Prédispositions génétiques
On sait maintenant, en effet, qu'il existe une agrégation familiale dans la fibromyalgie, ce qui n'implique pas nécessairement une prédisposition génétique, mais peut s'expliquer par des facteurs environnementaux partagés. Néanmoins, les nombreux travaux sur les éventuels gènes candidats semblent aussi plaider pour le rôle de facteurs génétiques : gènes liés aux transporteurs ou aux récepteurs à la sérotonine, à la dopamine, à la norépinéphrine. Aucune certitude actuelle, mais de nombreuses pistes qui pourraient permettre de mieux comprendre un certain nombre d'associations et de proximités troublantes en clinique : lien avec la dépression, le syndrome de stress post-traumatique, d'autres syndromes douloureux chroniques, caractéristiques émotionnelles des patients, avec tendance au catastrophisme, etc.
Recommandations de prise en charge
Des recommandations faites par l'EULAR, sur la base de plus d'une centaine d'études requérant des critères d'inclusion exigeants, permettent d'ores et déjà d'adopter une attitude plus consensuelle face à cette pathologie encore mal définie et souvent source de frustration pour les patients comme pour les médecins.

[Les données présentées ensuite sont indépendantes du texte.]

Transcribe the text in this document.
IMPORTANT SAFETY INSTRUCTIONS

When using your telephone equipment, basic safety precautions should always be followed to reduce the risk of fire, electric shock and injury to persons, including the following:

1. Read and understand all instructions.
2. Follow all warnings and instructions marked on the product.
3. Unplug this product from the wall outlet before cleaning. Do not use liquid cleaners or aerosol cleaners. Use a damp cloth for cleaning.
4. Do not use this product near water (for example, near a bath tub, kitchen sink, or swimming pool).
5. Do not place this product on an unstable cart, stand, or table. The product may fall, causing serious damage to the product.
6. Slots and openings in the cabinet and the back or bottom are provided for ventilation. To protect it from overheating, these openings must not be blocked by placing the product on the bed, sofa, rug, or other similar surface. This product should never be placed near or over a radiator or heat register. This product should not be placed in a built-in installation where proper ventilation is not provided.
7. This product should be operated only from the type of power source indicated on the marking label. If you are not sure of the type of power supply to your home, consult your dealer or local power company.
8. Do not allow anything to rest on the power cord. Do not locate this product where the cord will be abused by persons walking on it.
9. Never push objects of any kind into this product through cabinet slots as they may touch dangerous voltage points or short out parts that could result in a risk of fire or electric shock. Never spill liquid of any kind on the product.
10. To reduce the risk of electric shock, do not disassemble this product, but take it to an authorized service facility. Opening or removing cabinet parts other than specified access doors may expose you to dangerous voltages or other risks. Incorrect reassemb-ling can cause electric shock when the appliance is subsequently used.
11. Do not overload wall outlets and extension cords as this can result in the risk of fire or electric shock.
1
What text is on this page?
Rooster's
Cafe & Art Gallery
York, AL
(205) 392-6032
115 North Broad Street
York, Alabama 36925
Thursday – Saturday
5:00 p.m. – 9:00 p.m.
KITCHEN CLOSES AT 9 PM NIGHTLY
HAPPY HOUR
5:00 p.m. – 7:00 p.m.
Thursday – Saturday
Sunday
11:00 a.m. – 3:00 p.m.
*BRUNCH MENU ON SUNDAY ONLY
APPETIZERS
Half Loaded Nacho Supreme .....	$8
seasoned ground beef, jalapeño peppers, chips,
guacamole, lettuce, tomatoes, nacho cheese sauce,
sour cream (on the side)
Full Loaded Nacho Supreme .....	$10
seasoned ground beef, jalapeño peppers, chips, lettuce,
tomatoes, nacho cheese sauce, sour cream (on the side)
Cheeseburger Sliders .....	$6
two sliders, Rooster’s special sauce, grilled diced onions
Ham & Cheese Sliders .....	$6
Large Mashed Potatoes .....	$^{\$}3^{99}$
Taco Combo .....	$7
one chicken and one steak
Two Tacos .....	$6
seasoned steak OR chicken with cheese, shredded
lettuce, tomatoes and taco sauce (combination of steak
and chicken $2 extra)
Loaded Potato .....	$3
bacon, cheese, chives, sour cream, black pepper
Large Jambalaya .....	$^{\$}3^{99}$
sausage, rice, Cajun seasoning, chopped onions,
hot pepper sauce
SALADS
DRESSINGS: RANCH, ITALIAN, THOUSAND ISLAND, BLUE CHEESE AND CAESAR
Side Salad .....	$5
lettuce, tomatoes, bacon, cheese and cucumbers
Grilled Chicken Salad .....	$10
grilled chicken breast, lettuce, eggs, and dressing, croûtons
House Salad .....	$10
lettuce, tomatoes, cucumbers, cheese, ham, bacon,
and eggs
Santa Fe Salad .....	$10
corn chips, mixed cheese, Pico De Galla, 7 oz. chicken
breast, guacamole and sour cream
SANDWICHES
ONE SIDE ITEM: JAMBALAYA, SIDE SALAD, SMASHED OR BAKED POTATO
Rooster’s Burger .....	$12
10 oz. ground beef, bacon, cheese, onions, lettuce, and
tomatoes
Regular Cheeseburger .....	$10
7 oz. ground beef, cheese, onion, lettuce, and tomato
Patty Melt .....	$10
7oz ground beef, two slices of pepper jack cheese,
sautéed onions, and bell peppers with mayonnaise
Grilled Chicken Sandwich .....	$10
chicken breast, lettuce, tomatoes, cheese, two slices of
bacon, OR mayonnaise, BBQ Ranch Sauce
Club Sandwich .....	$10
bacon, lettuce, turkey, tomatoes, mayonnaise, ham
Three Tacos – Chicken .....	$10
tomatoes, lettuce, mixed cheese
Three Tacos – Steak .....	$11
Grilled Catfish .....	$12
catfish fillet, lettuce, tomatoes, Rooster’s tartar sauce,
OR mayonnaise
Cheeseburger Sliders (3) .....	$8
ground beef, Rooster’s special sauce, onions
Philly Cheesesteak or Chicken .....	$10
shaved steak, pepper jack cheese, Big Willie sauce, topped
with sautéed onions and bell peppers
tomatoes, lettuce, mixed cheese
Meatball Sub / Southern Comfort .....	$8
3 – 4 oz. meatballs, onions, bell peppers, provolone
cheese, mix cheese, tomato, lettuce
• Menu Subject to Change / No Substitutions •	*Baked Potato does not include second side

Dix recommandations ont été développées qui concernent la prise en charge pluridisciplinaire, pharmacologique et non pharmacologique, qui doit être modulée selon l'intensité de la douleur, de la fatigue, l'existence d'un syndrome dépressif et l'ensemble de l'état général. Le traitement en balnéothérapie chaude, avec ou sans exercices, est considéré comme efficace et recommandé. Un programme d'exercices aérobiques et d'étirements est considéré comme efficace. Physiothérapie, relaxation, psychothérapie de soutien peuvent aussi être utiles si le patient en fait la demande. La prise en charge pharmacologique doit s'appuyer sur des antalgiques de type tramadol (recommandé), éventuellement du paracétamol ou d'autres opioïdes faibles ; les antidépresseurs (amitriptyline, fluoxétine, duloxétine, milnacipran, moclobémide, pirlindole) ont démontré leur efficacité en réduisant la douleur et en améliorant la fonction, mais tous n'ont pas une AMM spécifique dans cette indication. Enfin, trois autres molécules n'ayant pas non plus l'AMM dans cette affection sont capables de réduire la douleur, avec un fort niveau de preuve, et sont recommandées par l'EULAR : la prégabaline, la tropisétron et le pramipexole.
Prise en charge globale
La fibromyalgie, aussi passionnante qu'elle peut être désespérante, est, du fait de sa complexité, le type même de pathologie nécessitant une prise en charge globale et multidisciplinaire. Une grande part de son intérêt vient de ses frontières multiples avec d'autres affections et du retentissement émotionnel sévère qu'elle partage avec ces dernières.
* EULAR (European League Against Rhumatism).
– EULAR evidence based recommendations for the management of fibromyalgia syndrome. « Ann Rheum Dis », june 2008 ; 67 : 536-41.
– Jacob Ablin, Lily Neumann, Dan Buskila Pathogenis of fibromyalgia : a review Joint Bone Spine, volume 75, issue 3, may 2008, pp. 273-79.